The downside to using RDD like this is that it's tedious to convert from DataFrame to RDD and back again.
I totally agree that Window functions for DataFrames are the way to go if you have Spark version (>=)1.5. But if you are really stuck with an older version(e.g 1.4.1), here is a hacky way to solve this
val df = sc.parallelize((1, "2015-09-01") :: (2, "2015-09-01") :: (1, "2015-09-03") :: (1, "2015-09-04") :: (1, "2015-09-04") :: Nil)
.toDF("id", "date")
val dfDuplicate = df.selecExpr("id as idDup", "date as dateDup")
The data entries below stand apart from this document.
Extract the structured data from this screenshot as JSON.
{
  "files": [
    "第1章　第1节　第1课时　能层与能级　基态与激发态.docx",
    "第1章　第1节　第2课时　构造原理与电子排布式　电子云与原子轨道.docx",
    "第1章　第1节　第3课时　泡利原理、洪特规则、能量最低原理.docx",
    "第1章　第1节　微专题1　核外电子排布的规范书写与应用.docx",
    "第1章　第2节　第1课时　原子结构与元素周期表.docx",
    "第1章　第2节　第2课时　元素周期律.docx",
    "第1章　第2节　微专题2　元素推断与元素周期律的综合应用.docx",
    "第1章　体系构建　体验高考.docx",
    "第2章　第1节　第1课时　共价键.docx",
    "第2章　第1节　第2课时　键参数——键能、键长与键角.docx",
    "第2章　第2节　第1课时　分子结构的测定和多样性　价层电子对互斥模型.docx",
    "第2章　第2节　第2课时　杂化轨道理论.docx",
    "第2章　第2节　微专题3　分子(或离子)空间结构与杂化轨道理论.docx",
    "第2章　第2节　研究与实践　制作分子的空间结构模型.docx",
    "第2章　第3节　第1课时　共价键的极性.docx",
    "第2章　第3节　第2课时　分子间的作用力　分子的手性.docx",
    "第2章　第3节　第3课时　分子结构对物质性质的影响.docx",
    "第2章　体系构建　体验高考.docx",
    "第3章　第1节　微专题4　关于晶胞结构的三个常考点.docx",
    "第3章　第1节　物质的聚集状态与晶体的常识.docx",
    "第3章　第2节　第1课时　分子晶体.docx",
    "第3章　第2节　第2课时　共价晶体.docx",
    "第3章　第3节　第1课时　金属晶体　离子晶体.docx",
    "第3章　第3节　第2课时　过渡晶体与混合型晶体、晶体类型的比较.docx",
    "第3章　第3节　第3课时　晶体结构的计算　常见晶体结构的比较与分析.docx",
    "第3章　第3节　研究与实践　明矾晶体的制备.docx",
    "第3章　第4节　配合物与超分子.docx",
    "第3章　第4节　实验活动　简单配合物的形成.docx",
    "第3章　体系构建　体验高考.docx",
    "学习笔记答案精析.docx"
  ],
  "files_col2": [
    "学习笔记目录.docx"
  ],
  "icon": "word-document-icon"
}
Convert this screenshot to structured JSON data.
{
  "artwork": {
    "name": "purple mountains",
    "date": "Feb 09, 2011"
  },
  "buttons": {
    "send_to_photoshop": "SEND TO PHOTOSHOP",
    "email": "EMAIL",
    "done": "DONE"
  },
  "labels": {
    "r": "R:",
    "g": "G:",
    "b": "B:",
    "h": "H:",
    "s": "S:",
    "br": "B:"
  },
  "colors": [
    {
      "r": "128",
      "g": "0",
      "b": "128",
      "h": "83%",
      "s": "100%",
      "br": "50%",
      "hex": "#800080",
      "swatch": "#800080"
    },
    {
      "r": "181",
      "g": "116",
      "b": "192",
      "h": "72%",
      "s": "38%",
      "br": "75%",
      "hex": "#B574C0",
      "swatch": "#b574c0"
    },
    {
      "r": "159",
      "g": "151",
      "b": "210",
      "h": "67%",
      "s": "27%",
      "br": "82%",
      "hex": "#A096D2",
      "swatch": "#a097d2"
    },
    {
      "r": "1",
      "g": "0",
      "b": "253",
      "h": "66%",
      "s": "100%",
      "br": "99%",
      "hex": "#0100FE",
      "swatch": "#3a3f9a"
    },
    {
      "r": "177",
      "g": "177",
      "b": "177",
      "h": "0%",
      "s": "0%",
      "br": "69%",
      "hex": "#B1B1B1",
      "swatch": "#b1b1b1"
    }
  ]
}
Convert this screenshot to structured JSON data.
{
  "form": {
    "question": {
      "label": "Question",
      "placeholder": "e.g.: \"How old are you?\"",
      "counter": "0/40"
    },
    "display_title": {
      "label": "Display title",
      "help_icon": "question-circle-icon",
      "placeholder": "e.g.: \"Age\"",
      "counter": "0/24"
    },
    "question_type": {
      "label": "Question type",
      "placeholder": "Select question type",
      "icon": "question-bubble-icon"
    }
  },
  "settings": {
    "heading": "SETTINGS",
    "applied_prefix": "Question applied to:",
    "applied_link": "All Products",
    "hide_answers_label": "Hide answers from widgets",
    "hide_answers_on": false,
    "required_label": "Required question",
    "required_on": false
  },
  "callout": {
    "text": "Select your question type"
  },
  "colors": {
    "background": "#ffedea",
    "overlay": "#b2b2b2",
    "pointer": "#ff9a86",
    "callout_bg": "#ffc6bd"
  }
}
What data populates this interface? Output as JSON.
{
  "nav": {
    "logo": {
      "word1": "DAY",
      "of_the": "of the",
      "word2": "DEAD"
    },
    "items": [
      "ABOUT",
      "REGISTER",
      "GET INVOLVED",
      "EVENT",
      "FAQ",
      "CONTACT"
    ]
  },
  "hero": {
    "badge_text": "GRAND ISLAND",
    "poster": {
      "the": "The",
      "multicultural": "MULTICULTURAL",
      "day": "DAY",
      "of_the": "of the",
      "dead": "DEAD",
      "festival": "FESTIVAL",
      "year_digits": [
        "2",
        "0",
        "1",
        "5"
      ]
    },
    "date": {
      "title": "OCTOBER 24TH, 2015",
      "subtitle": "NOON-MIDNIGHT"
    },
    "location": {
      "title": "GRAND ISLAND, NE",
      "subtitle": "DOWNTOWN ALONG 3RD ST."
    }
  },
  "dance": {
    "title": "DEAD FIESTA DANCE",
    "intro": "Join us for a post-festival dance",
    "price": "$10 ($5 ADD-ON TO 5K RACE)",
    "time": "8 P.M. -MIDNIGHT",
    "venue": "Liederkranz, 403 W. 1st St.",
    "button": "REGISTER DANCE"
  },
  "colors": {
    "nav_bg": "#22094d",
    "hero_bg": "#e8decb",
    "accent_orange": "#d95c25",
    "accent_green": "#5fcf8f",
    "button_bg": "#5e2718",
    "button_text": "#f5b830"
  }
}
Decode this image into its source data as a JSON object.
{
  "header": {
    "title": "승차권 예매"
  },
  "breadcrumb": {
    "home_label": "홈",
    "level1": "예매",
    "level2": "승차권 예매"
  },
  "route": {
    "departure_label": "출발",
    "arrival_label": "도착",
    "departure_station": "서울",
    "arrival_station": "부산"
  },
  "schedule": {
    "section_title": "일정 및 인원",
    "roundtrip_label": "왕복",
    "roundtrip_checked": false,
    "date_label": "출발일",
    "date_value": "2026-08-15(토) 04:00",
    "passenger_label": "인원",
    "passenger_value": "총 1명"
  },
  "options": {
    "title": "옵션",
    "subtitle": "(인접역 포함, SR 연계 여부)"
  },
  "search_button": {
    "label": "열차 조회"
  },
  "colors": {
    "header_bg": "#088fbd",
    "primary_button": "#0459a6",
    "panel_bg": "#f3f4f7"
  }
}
val dfWithCounter = df.join(dfDuplicate,$"id"===$"idDup")
.where($"date"<=$"dateDup")
.groupBy($"id", $"date")
.agg($"id", $"date", count($"idDup").as("counter"))
.select($"id",$"date",$"counter")
Now if you do dfWithCounter.show
You will get:
+---+----------+-------+
| id| date|counter|
+---+----------+-------+
| 1|2015-09-01| 1|
| 1|2015-09-04| 3|
| 1|2015-09-03| 2|
| 2|2015-09-01| 1|
| 2|2015-09-04| 2|
+---+----------+-------+
Note that date is not sorted, but the counter is correct. Also you can change the ordering of the counter by changing the <= to >= in the where statement.